Le NASA-IBM Lunar Foundation Model est présenté comme le premier modèle d’intelligence artificielle capable d’intégrer des observations lunaires provenant de plusieurs capteurs et de résolutions différentes. Il regroupe les données de missions américaines et japonaises, dont le Gravity Recovery and Interior Laboratory (GRAIL) qui fournit une carte gravitationnelle à 20 km / pixel, et le Lunar Reconnaissance Orbiter (LRO) qui délivre des images à 1 m / pixel. En consolidant ces jeux de données, le modèle vise trois priorités définies par la NASA : recenser les cratères de petite taille, analyser l’histoire volcanique et identifier les dépôts de glace aux pôles.

Architecture du modèle

Pour gérer la diversité des « dialectes scientifiques », IBM a réutilisé TerraMind, son modèle d’observation terrestre développé avec l’ESA. TerraMind excelle à apprendre des corrélations cross‑modales, ce qui permet de combler les valeurs manquantes ou bruitées lorsqu’on passe d’une résolution de 20 km à 1 m. Le modèle traite les images optiques, les mesures gravimétriques et les relevés thermiques, tout en tenant compte des variations d’éclairage dues à la rotation lunaire : deux semaines de soleil suivies de deux semaines d’obscurité, avec des contrastes extrêmes et des ombres longues aux pôles.
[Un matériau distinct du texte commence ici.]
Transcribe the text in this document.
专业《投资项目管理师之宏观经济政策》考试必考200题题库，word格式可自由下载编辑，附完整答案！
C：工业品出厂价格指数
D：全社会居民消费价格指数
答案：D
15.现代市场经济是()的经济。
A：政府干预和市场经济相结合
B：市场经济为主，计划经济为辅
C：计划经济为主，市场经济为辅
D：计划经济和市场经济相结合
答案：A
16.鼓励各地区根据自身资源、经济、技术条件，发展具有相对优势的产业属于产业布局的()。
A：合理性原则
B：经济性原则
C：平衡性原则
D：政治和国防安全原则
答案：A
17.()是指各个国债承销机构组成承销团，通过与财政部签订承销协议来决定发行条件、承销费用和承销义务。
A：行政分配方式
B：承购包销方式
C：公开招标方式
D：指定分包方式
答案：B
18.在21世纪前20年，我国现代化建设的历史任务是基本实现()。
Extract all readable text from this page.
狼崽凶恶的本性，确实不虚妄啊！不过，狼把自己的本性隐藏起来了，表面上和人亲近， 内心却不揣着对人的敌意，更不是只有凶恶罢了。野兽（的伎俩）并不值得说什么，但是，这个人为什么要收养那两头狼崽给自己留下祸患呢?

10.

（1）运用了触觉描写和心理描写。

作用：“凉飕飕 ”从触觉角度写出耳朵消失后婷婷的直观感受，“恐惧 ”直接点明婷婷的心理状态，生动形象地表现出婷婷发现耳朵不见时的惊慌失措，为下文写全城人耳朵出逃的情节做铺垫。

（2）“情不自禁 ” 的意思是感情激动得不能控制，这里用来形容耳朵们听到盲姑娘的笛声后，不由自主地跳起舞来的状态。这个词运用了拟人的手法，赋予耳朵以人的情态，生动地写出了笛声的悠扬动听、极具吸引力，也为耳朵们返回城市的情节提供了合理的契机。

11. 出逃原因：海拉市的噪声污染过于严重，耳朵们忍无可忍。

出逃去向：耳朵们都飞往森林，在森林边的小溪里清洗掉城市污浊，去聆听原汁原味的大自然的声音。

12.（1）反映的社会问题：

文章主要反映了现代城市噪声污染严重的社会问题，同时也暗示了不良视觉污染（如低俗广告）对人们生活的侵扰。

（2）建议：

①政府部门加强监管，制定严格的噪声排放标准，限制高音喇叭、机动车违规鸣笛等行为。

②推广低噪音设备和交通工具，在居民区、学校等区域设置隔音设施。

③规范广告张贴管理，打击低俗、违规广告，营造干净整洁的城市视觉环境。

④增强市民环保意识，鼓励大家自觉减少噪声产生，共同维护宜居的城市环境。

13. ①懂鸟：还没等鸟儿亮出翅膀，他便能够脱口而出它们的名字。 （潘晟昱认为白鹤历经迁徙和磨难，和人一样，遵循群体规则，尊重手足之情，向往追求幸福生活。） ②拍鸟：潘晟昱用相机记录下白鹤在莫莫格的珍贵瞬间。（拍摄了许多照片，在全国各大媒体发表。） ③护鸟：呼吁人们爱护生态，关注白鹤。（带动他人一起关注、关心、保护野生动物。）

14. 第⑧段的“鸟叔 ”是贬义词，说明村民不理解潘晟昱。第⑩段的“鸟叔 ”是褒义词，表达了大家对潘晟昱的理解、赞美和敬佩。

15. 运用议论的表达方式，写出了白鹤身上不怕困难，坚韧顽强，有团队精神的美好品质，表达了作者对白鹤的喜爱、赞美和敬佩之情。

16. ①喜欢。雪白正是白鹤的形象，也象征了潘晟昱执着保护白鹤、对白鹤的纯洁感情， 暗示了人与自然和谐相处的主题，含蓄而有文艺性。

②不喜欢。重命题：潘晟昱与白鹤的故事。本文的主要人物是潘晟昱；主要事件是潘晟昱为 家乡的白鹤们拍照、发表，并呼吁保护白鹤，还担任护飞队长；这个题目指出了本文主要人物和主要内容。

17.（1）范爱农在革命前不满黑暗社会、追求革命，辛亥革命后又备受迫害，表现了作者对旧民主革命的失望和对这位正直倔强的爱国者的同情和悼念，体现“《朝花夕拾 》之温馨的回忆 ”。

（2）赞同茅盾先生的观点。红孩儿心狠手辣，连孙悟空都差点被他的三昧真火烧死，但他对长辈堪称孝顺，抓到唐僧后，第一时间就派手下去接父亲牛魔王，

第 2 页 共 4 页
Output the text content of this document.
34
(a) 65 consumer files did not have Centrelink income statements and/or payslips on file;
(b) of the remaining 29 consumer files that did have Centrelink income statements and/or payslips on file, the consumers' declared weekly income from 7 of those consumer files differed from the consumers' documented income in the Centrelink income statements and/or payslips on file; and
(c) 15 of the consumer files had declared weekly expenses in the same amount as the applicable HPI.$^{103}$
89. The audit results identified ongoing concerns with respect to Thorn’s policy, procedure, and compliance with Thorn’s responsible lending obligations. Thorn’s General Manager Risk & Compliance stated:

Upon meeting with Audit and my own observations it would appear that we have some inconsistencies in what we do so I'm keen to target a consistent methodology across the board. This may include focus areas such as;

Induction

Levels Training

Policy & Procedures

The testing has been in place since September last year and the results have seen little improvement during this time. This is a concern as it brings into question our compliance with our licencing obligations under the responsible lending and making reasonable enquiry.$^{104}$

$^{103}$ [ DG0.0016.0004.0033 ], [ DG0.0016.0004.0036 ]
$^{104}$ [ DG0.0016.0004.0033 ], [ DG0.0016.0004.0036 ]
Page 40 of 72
Applications scientifiques et limites

Les températures lunaires oscillent entre 250 °F (121 °C) en plein jour et -410 °F (-246 °C) dans les cratères ombragés. Le modèle IA peut générer des cartes thermiques à résolution supérieure, réduisant le besoin de simulations coûteuses en temps et en ressources. En cartographie des cratères, il complète les plus de 2 millions de cratères de grande taille déjà catalogués en ciblant les structures de moins d’un kilomètre, cruciales pour repérer des réservoirs d’eau ou des sites d’ensoleillement continu. Pour la volcanologie, il aide à identifier les « irregular mare patches », des formations potentiellement plus jeunes que la plupart des surfaces lunaires, ce qui pourrait affiner les modèles de l’histoire du système Terre‑Lune. Toutefois, le modèle reste limité par la disponibilité des données d’entraînement : les zones polaires sont sous‑échantillonnées, et les mesures thermiques restent rares. De plus, la dépendance à des résolutions très hétérogènes impose des incertitudes lorsqu’on extrapole des détails à l’échelle du centimètre. Le code source étant ouvert, la communauté peut améliorer ces points, mais aucune garantie de performance uniforme n’est fournie dans le rapport technique.